Deux actes, si l’on peut dire, dans ce récit proustien. Deux parties extrêmement différentes de ton.
La première, intitulée « Quelques images du paradis proustien », nous dévoile les personnages clés du roman : Madame Verdurin, Gilberte, Odette, Swann, Albertine, Andrée et Proust jeune. C’est le moment des « Jeunes filles en fleurs », de la fraîcheur,  de l’innocence…et des premiers doutes. D’une lumineuse pureté, tout en souplesse et mélismes subtils, le pas de deux intitulé « La regarder dormir » en constitue le sommet. Il réunit Albertine et Proust jeune. Nous avions laissé en mars 2007 Isabelle Ciaravola Première Danseuse, nous la retrouvons dans ce même rôle d’Albertine aujourd’hui mais avec son statut d’Etoile. Une autre Etoile, Hervé Moreau, danse avec elle, sur la 3ème symphonie avec orgue de Saint-Saëns, ce moment inoubliable d’une incroyable puissance émotionnelle. Ces deux artistes exceptionnels mettent au service de cette confrontation finalement cruelle, tout un art fait de musicalité, d’émotion et de parfaite maîtrise. Sublime !

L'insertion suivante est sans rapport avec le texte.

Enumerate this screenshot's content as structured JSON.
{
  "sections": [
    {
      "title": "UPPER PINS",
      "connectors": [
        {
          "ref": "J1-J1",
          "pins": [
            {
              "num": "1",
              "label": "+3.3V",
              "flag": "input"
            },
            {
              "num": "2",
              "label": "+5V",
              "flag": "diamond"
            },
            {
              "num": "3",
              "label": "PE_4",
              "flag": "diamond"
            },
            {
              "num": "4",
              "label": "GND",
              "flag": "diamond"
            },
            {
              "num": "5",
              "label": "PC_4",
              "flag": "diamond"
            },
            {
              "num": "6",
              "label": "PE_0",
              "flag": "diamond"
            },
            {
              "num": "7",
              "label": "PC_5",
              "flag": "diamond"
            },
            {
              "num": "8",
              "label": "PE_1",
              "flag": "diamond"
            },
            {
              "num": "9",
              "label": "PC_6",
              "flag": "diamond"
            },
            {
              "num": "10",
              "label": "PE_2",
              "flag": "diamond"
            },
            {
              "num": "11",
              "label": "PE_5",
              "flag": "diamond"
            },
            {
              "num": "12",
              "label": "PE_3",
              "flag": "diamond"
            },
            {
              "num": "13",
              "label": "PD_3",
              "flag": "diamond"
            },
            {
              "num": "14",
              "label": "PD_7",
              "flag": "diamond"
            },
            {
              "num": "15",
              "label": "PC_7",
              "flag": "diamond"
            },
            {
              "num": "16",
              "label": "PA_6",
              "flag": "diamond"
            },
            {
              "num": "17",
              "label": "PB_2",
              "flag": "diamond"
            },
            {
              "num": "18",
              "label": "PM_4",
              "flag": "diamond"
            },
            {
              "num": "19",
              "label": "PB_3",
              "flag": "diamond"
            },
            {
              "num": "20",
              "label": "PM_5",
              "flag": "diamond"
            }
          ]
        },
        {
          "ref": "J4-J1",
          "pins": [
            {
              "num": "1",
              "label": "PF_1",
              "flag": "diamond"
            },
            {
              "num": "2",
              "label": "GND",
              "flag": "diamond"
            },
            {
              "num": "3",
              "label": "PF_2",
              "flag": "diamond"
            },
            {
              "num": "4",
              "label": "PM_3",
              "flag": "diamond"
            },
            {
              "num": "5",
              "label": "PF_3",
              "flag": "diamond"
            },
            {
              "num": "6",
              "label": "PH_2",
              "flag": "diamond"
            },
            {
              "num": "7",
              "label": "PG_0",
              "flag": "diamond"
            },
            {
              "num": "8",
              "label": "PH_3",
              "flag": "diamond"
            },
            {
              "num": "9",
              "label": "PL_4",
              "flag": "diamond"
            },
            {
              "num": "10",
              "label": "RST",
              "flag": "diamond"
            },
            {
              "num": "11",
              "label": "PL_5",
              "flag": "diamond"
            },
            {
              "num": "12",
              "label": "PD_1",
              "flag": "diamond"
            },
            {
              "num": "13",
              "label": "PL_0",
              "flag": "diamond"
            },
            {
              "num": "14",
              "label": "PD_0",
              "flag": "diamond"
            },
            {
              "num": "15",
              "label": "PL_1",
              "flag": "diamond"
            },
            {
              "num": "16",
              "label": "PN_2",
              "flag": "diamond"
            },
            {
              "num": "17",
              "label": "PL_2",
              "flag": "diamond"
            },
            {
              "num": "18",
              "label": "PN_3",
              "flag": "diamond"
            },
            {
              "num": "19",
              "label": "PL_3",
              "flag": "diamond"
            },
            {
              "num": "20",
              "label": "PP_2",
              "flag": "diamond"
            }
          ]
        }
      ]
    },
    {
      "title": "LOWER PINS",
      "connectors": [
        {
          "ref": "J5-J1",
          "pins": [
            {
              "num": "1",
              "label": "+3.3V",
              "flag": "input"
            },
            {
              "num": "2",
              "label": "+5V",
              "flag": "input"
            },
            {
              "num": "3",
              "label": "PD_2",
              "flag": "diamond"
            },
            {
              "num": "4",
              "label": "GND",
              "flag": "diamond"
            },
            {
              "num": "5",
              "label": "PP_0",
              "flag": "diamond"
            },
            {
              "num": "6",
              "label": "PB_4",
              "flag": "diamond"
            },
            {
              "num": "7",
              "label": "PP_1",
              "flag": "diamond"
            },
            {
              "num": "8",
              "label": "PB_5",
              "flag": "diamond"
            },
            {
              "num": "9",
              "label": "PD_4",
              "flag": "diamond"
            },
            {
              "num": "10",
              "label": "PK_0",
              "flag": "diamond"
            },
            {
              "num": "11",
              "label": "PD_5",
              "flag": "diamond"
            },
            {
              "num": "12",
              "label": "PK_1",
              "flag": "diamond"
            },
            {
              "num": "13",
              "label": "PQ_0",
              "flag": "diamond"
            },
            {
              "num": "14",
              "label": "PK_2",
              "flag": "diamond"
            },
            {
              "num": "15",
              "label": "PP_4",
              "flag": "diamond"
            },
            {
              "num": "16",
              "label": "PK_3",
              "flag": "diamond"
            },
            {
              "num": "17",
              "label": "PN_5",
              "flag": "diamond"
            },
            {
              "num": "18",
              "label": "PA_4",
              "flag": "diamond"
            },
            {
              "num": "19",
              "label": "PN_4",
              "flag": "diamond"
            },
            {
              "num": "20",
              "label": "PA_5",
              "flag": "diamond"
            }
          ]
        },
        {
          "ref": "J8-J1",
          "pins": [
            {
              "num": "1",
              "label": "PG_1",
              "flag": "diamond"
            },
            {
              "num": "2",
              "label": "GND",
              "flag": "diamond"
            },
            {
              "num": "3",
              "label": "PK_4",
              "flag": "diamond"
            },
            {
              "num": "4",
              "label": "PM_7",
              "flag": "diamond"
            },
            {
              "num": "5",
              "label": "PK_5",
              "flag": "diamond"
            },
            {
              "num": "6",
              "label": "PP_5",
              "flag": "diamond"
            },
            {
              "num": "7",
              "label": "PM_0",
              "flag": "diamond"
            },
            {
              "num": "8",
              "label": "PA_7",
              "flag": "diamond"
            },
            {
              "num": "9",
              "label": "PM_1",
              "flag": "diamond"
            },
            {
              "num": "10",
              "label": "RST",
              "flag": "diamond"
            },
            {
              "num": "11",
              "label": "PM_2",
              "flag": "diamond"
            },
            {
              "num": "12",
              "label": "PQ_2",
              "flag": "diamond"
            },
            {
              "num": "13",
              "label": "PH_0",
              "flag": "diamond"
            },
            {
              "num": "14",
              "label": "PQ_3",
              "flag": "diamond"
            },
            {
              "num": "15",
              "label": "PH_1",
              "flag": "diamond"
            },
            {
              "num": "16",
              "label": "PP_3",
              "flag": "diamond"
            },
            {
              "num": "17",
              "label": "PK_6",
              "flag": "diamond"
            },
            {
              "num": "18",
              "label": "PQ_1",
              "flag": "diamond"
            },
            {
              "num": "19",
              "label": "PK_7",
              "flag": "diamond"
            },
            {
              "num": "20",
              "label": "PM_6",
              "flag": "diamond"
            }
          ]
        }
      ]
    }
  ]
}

Isabelle Ciaravola et Hervé Moreau : « La regarder dormir »
(Photos : Julien Benhamou)

Le titre même de la seconde partie indique ostensiblement le changement d’atmosphère. Nous entrons dans « Quelques images de l’enfer proustien ». Le premier tableau ne peut être plus explicite. Il met en présence Morel et Monsieur de Charlus. L’attirance physique  que provoque le jeune violoniste chez Monsieur de Charlus installe définitivement le thème de l’homosexualité dans le discours dramatique. Ce sera alors le fil rouge jusqu’à la fin de ce ballet. La chorégraphie devient plus tempétueuse, plus agressive, plus sombre et plus spectaculaire. Fini le ballet aérien des « Jeunes filles en fleurs » au bord de la plage du 1er acte. Avec « Les enfers de Monsieur de Charlus », nous sommes même dans l’univers de la violence masochiste, avec « Monsieur de Charlus vaincu par l’impossible », c’est le monde de la prostitution et du vice qui s’impose. Mais cet acte est dominé par ce que le chorégraphe a baptisé « Le combat des anges ». Il met en présence, dans un vertigineux pas de deux, Morel, ange de la nuit, et Saint-Loup, ange de la lumière qui sombrera, après un titanesque combat.
En 2007, c’est un jeune Sujet qui incarnait l’Archange du Mal : Stéphane Bullion. A vrai dire, ce n’est pas une surprise de le retrouver dans ce rôle aujourd’hui, mais dans ses collants de Premier Danseur, tant sa sûreté, sa conviction, son incroyable charisme en font l’un des éléments clés de cette troupe. Autre sujet, à tous les sens du terme, à surveiller, Florian Magnenet est un Saint-Loup d’une luminosité aveuglante, dégageant une sensualité et une sensibilité quasiment palpables, à l’instar d’Hervé Moreau qui tenait cet emploi lors de la création in loco.


Florian  Magnenet et Stéphane Bullion : « Le combat des Anges »
(Photos : Julien Benhamou)

Un superbe spectacle donc, follement ovationné, pour lequel il convient de saluer la participation essentielle de l’ensemble du ballet, des autres solistes ainsi que de l’Orchestre de l’Opéra de Paris placé sous la direction de Koen  Kessels.